On précise aussi, qu'entre 2010 et 2014, le nombre de personnes nouvellement infectées en Europe orientale et en Asie centrale a augmenté de 30%, en grande partie parmi les consommateurs de drogues injectables.

Au Moyen-Orient et en Afrique du Nord, "les nouveaux cas d'infection apparaissent essentiellement chez les travailleurs du sexe et les consommateurs de drogues injectables", selon l'ONU-SIDA, faisant observer que ce sont "les deux seules régions du monde à avoir vu le nombre de nouvelles infections à VIH augmenter depuis 2000".

Le même rapport estime le nombre de nouvelles affections en Algérie à 1000.

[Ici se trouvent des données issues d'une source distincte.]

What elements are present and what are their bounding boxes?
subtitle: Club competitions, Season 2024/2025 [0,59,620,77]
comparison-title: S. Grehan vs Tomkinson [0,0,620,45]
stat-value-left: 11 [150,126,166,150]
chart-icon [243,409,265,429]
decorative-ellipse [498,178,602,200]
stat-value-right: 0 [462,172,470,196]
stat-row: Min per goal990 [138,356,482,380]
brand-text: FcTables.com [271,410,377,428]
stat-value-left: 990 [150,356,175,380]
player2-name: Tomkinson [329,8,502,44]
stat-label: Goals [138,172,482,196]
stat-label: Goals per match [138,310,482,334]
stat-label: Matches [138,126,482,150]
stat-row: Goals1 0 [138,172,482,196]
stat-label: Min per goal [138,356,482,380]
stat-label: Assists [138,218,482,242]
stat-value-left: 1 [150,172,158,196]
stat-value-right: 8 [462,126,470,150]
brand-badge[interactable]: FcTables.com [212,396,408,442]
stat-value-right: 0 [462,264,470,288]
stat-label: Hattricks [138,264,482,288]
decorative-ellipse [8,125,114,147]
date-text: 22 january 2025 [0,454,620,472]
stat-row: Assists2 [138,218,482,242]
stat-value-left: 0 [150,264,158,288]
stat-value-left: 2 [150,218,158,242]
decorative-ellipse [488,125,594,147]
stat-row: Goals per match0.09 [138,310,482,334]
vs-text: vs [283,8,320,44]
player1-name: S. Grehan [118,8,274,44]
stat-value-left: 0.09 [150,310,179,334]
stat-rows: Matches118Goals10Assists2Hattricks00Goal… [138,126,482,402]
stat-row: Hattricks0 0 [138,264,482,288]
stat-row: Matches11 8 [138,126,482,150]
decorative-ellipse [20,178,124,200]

Pour l'ONU, les cinq prochaines années représentent une "occasion unique, mais fragile de renverser la tendance", relevant à cet effet que "malgré les progrès réalisés, si nous acceptons le statu quo l'épidémie reprendra de plus belle dans plusieurs pays à revenu faible ou intermédiaire, les cas d'infection à VIH et les décès liés à des maladies associées au sida seront plus nombreux en 2030 qu'en 2015 et le coût des traitements s'envolera".

Aujourd'hui, "il est possible de mettre fin à la menace de santé publique qu'est l'épidémie de sida d'ici à 2030, à condition d'accélérer la riposte en adoptant des objectifs ambitieux pour 2020 et en intensifiant nos investissements dès le départ", est-il encore recommandé dans le document de l'ONU-SIDA.